A cornerstone of this year’s fiscal policy is the transition to a single, unified budget cycle. President Tinubu informed lawmakers that the government will officially close all capital liabilities from previous years by March 31, 2026

The move is designed to eliminate the historical practice of running multiple budgets concurrently, which officials say has long hampered transparency and project execution.

The budget is anchored on a projected revenue of ₦34.33 trillion, leaving a deficit of approximately ₦33.97 trillion. The government plans to bridge this gap through a mix of domestic and external borrowings.

Key benchmarks for the fiscal year include a crude oil price of $64.85 per barrel and an average exchange rate of ₦1,400 to the US Dollar.

Security and infrastructure remain the primary focuses of the administration.
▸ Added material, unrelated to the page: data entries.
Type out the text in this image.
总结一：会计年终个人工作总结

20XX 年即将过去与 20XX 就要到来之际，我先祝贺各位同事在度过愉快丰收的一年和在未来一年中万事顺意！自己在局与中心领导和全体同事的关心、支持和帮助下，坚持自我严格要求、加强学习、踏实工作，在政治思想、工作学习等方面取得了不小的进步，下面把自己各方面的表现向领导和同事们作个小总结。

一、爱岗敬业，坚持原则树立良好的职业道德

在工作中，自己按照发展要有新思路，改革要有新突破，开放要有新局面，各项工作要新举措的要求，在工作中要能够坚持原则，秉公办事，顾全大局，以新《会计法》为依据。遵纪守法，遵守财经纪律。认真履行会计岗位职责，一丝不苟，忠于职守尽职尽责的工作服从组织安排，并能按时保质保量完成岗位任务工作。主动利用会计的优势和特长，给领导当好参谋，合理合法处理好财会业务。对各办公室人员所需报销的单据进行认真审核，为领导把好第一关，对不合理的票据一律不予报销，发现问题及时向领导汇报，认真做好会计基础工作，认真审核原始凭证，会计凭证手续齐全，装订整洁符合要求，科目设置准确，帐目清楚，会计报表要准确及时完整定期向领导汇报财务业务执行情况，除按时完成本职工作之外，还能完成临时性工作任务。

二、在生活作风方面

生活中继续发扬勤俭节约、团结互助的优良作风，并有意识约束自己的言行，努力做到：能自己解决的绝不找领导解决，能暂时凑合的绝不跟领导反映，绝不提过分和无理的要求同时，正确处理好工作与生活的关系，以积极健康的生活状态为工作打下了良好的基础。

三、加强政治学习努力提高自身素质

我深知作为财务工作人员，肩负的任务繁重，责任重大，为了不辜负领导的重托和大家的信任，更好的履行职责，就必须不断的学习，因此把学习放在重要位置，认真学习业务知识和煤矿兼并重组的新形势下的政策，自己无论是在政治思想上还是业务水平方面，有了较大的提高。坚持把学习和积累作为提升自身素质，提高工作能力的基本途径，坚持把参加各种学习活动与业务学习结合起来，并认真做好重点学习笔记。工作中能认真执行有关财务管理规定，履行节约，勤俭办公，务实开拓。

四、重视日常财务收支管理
Defence and Security received the largest share, totaling over ₦5.41 trillion, as the military seeks to modernize its equipment and stabilize volatile regions.

Other major allocations include ₦3.56 trillion for infrastructure, ₦3.52 trillion for education, and ₦2.48 trillion for health.

The administration is targeting a 4.68% GDP growth rate for 2026. The budget also assumes a continued decline in inflation, which the government aims to bring down to 14% by year-end.

Lawmakers urged the executive to ensure strict implementation, emphasizing that the success of the budget depends on fiscal discipline and the timely release of funds to key sectors.